E’ Possibile Un’Educazione Sessuale?
Agli adolescenti, più che dare spiegazioni tecniche, occorre parlare partendo dai turbamenti dell’anima
Volevo chiederle una delucidazione riguardo a quella sfera dell’educazione che riguarda la sessualità. Forse può rivelarsi un’opinione o una semplice impressione personale, ma mi sembra che nelle normali famiglie si cerchi sempre di eclissare il discorso quando si viene a discutere, lasciando quindi intravedere un leggero imbarazzo sia da parte dei genitori che dei figli.
Vengono perciò incentivati i corsi in cui una persona esperta, ma con la maschera dell’estraneo, può parlare liberamente di fronte ai bambini di tutto quello che in famiglia è difficile far venire fuori. Ora, mi chiedo, è giusto dal punto di vista educativo mantener viva questa afasia familiare e lasciare che sia un estraneo a compiere un lavoro che forse spetta ai genitori? Oppure è preferibile rompere le barriere del pudore attraverso un discorso che difficilmente si avvicina a far chiarezza in quella parte del nostro io che non è detto sia raggiungibile per tutti attraverso le stesse parole?
Anonimo
Lei dice bene che a proposito della sessualità non ci sono parole, perché la sessualità non appartiene all’io, ma a quella dimensione inconscia che Freud ha denominato Es, che ospita quelle pulsioni (la sessualità per la riproduzione e l’aggressività per la difesa della prole) che non rientrano nell’economia dell’io, ma in quella della specie. Per questo chiamiamo sessualità e aggressività “passioni”, perché l’io le patisce, non ne dispone, come del pensiero, del linguaggio, dell’azione, ma le subisce. In un certo senso potremmo dire, limitando il discorso a quanto lei mi chiede, che è la sessualità a disporre dell’io.

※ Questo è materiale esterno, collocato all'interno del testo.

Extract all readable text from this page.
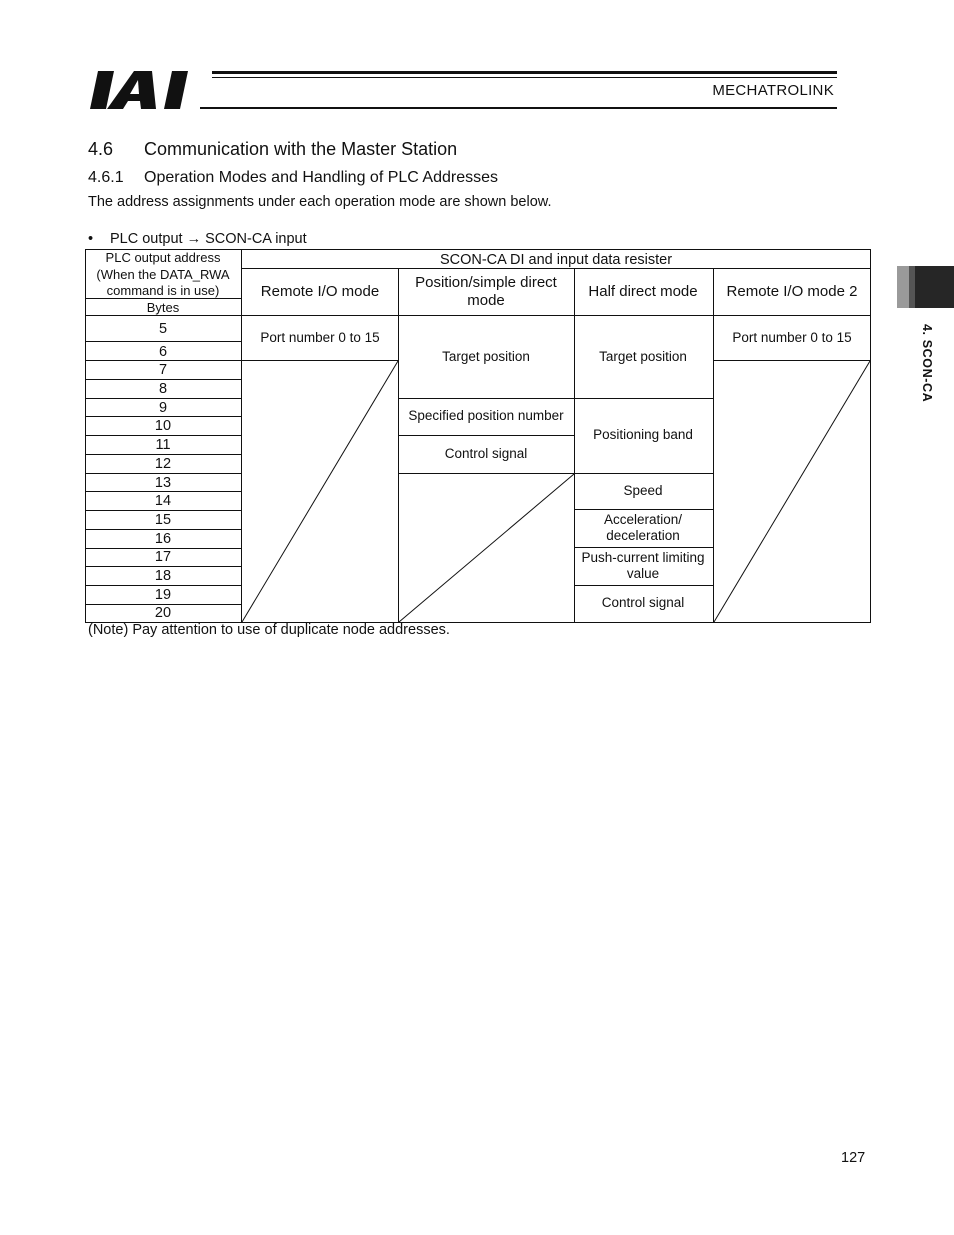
IAI
MECHATROLINK
4.6 Communication with the Master Station
4.6.1 Operation Modes and Handling of PLC Addresses
The address assignments under each operation mode are shown below.
• PLC output → SCON-CA input
PLC output address
(When the DATA_RWA
command is in use)
Bytes
SCON-CA DI and input data resister
Remote I/O mode
Position/simple direct
mode
Half direct mode Remote I/O mode 2
5
6
7
8
9
10
11
12
13
14
15
16
17
18
19
20
Port number 0 to 15
Target position
Specified position number
Control signal
Target position
Positioning band
Speed
Acceleration/
deceleration
Push-current limiting
value
Control signal
Port number 0 to 15
(Note) Pay attention to use of duplicate node addresses.
4. SCON-CA
127
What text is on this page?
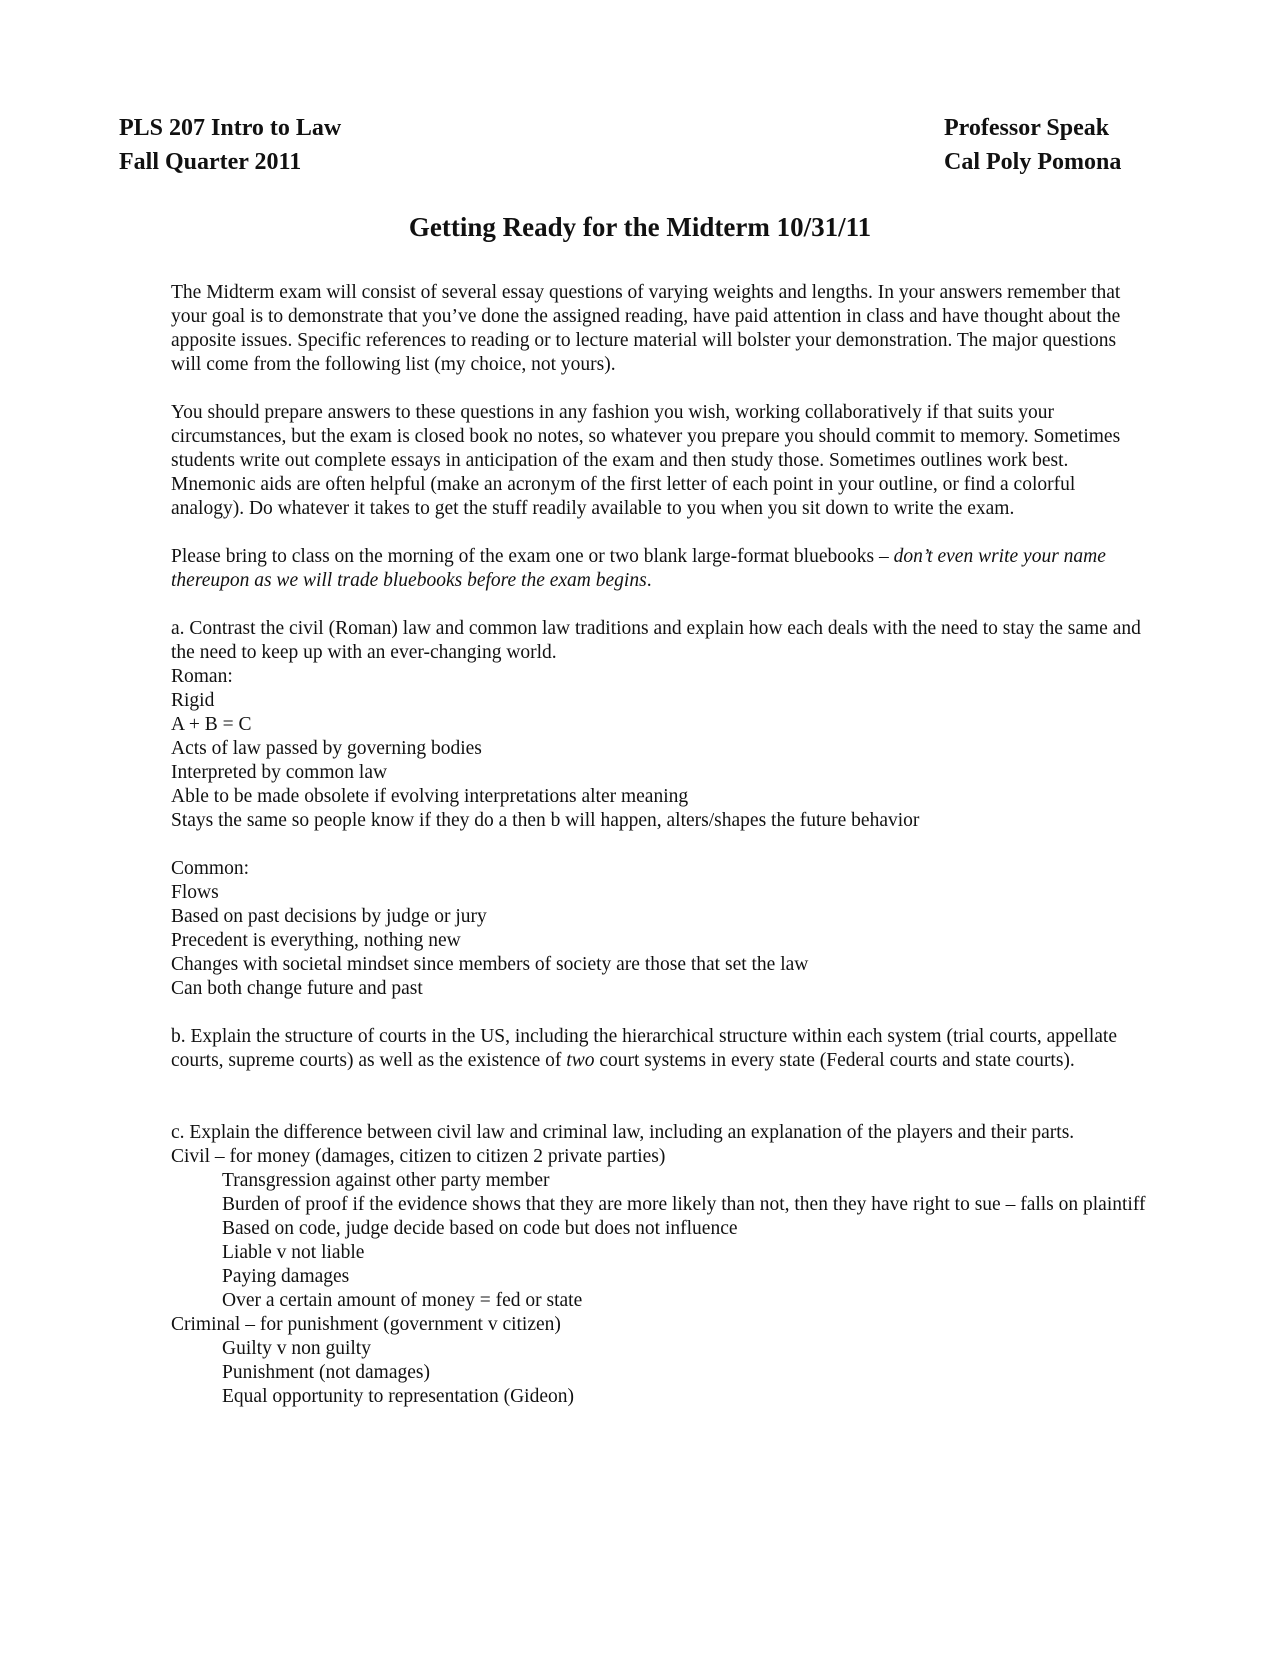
PLS 207 Intro to Law
Fall Quarter 2011
Professor Speak
Cal Poly Pomona
Getting Ready for the Midterm 10/31/11

The Midterm exam will consist of several essay questions of varying weights and lengths. In your answers remember that your goal is to demonstrate that you’ve done the assigned reading, have paid attention in class and have thought about the apposite issues. Specific references to reading or to lecture material will bolster your demonstration. The major questions will come from the following list (my choice, not yours).

You should prepare answers to these questions in any fashion you wish, working collaboratively if that suits your circumstances, but the exam is closed book no notes, so whatever you prepare you should commit to memory. Sometimes students write out complete essays in anticipation of the exam and then study those. Sometimes outlines work best. Mnemonic aids are often helpful (make an acronym of the first letter of each point in your outline, or find a colorful analogy). Do whatever it takes to get the stuff readily available to you when you sit down to write the exam.

Please bring to class on the morning of the exam one or two blank large-format bluebooks – don’t even write your name thereupon as we will trade bluebooks before the exam begins.

a. Contrast the civil (Roman) law and common law traditions and explain how each deals with the need to stay the same and the need to keep up with an ever-changing world.

Roman:

Rigid

A + B = C

Acts of law passed by governing bodies

Interpreted by common law

Able to be made obsolete if evolving interpretations alter meaning

Stays the same so people know if they do a then b will happen, alters/shapes the future behavior

Common:

Flows

Based on past decisions by judge or jury

Precedent is everything, nothing new

Changes with societal mindset since members of society are those that set the law

Can both change future and past

b. Explain the structure of courts in the US, including the hierarchical structure within each system (trial courts, appellate courts, supreme courts) as well as the existence of two court systems in every state (Federal courts and state courts).

c. Explain the difference between civil law and criminal law, including an explanation of the players and their parts.

Civil – for money (damages, citizen to citizen 2 private parties)

Transgression against other party member

Burden of proof if the evidence shows that they are more likely than not, then they have right to sue – falls on plaintiff

Based on code, judge decide based on code but does not influence

Liable v not liable

Paying damages

Over a certain amount of money = fed or state

Criminal – for punishment (government v citizen)

Guilty v non guilty

Punishment (not damages)

Equal opportunity to representation (Gideon)
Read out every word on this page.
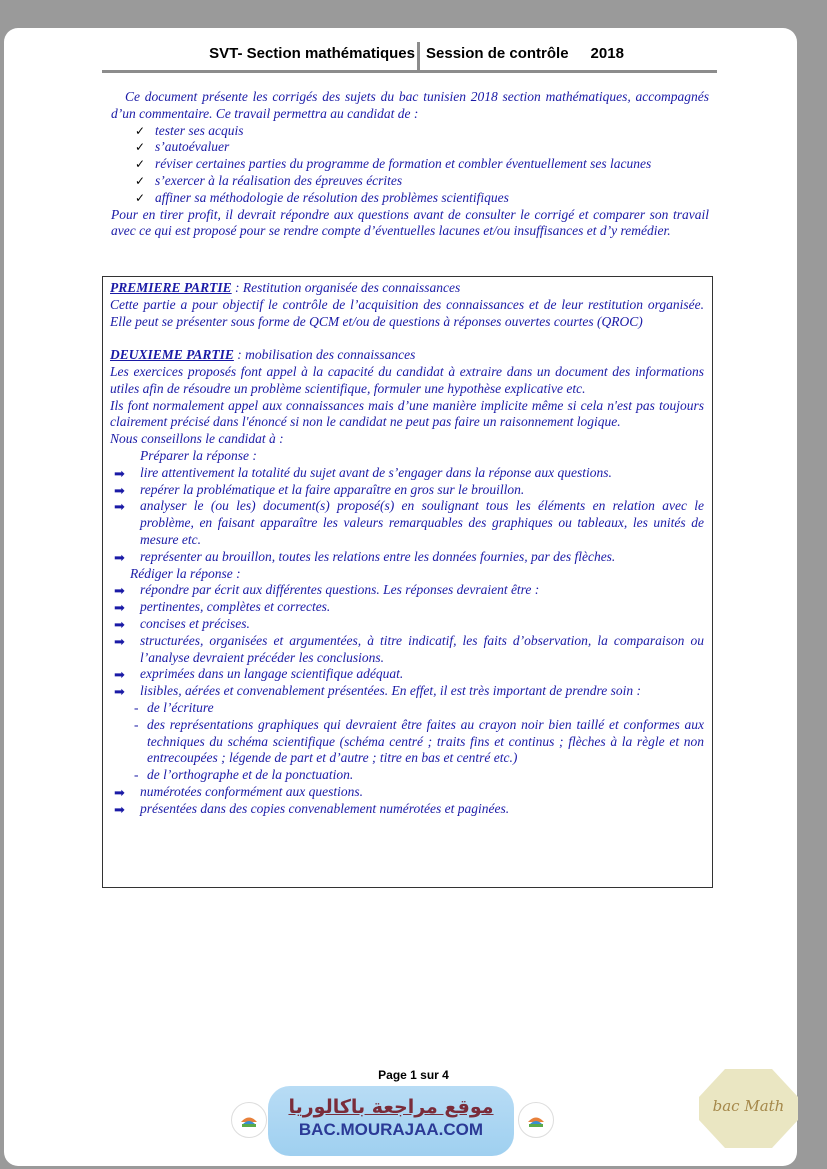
SVT- Section mathématiques Session de contrôle 2018

Ce document présente les corrigés des sujets du bac tunisien 2018 section mathématiques, accompagnés d’un commentaire. Ce travail permettra au candidat de :

✓ tester ses acquis
✓ s’autoévaluer
✓ réviser certaines parties du programme de formation et combler éventuellement ses lacunes
✓ s’exercer à la réalisation des épreuves écrites
✓ affiner sa méthodologie de résolution des problèmes scientifiques

Pour en tirer profit, il devrait répondre aux questions avant de consulter le corrigé et comparer son travail avec ce qui est proposé pour se rendre compte d’éventuelles lacunes et/ou insuffisances et d’y remédier.

PREMIERE PARTIE : Restitution organisée des connaissances

Cette partie a pour objectif le contrôle de l’acquisition des connaissances et de leur restitution organisée. Elle peut se présenter sous forme de QCM et/ou de questions à réponses ouvertes courtes (QROC)

DEUXIEME PARTIE : mobilisation des connaissances

Les exercices proposés font appel à la capacité du candidat à extraire dans un document des informations utiles afin de résoudre un problème scientifique, formuler une hypothèse explicative etc.

Ils font normalement appel aux connaissances mais d’une manière implicite même si cela n'est pas toujours clairement précisé dans l'énoncé si non le candidat ne peut pas faire un raisonnement logique.

Nous conseillons le candidat à :

Préparer la réponse :

➡ lire attentivement la totalité du sujet avant de s’engager dans la réponse aux questions.
➡ repérer la problématique et la faire apparaître en gros sur le brouillon.
➡ analyser le (ou les) document(s) proposé(s) en soulignant tous les éléments en relation avec le problème, en faisant apparaître les valeurs remarquables des graphiques ou tableaux, les unités de mesure etc.
➡ représenter au brouillon, toutes les relations entre les données fournies, par des flèches.

Rédiger la réponse :

➡ répondre par écrit aux différentes questions. Les réponses devraient être :
➡ pertinentes, complètes et correctes.
➡ concises et précises.
➡ structurées, organisées et argumentées, à titre indicatif, les faits d’observation, la comparaison ou l’analyse devraient précéder les conclusions.
➡ exprimées dans un langage scientifique adéquat.
➡ lisibles, aérées et convenablement présentées. En effet, il est très important de prendre soin :
- de l’écriture
- des représentations graphiques qui devraient être faites au crayon noir bien taillé et conformes aux techniques du schéma scientifique (schéma centré ; traits fins et continus ; flèches à la règle et non entrecoupées ; légende de part et d’autre ; titre en bas et centré etc.)
- de l’orthographe et de la ponctuation.
➡ numérotées conformément aux questions.
➡ présentées dans des copies convenablement numérotées et paginées.
Page 1 sur 4
موقع مراجعة باكالوريا
BAC.MOURAJAA.COM
bac Math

Anche Socrate, parlando nel Simposio di “le cose d’amore (tà aphrodisia)” dice che bisogna entrare in uno stato di dislocazione (a-topia) rispetto all’io, perché nelle cose d’amore si è in preda a una possessione (katakoché) su cui l’io non ha un grande potere e tantomeno trova le parole per esprimersi. Per questo Platone annovera l’erotica tra le forme della “follia” che lui chiama “divina”, in cui collassano il linguaggio e le parole dell’io. Per questo, scrive Platone: “Gli amanti che passano la vita insieme non sanno dire che cosa vogliono l’uno dall’altro. Non si può certo credere che solo per il commercio dei piaceri carnali essi provano una passione così ardente a essere insieme. E’ allora evidente che l’anima di ciascuno vuole altra cosa che non è capace di dire, e perciò la esprime con vaghi presagi, come divinando da un fondo enigmatico e buio” (Simposio, 192 c-d).
Se il linguaggio manca agli amanti, pensi un po’ se è a disposizione dei genitori e dei figli. Quanto agli esperti di educazione sessuale, questi possono spiegare le tecniche, mettere in guardia dai rischi che si possono correre, ma neppure loro riescono ad approdare a quel fondo enigmatico e buio di cui parla Platone e in cui la sessualità consiste. Anzi con i loro insegnamenti creano un’atmosfera a tal punto asessuata, che chi ascolta i loro discorsi non trova alcuna parentela con la passione che prova.
Se la sessualità appartiene alla follia che ci abita (come anche il linguaggio comune attesta quando dice: “mi fa impazzire”, “mi fai perdere la testa”), i discorsi razionali che vogliono spiegare con l’intenzione di educare hanno scarsa efficacia. Anche perché le spiegazioni non possono essere tecniche, mentre nell’adolescenza la sessualità si annuncia, come collasso della visione del mondo che si aveva prima della comparsa delle pulsioni sessuali, turbamento, disordine, sogno, incantamento, e talvolta anche dolore e disperazione. Di questo i genitori possono parlare quando intravvedono queste manifestazioni nei loro figli e, a partire da queste manifestazioni, possono attutirne l’inquietudine e il disagio, spiegando loro che tutto questo dipende dalla comparsa della sessualità. Allora il discorso è efficace, perché non parte dalla sessualità, ma dai turbamenti dell’anima per arrivare alla sessualità.
I misteri (e la sessualità è un mistero diverso per ciascuno di noi) non si spiegano, nei misteri ci si inoltra con la propria esperienza, col chiacchiericcio tra coetanei quando il desiderio insorge, la curiosità si acuisce, e non quando si impartisce una lezione in una classe. Senza tener conto delle diverse stagioni in cui la sessualità si manifesta negli adolescenti, prima come turbamento che come o gesto erotico. E soprattutto non collettivamente, ma singolarmente, perché il pudore, di cui la natura ha fornito la specie umana, va salvaguardato nelle cose d’amore.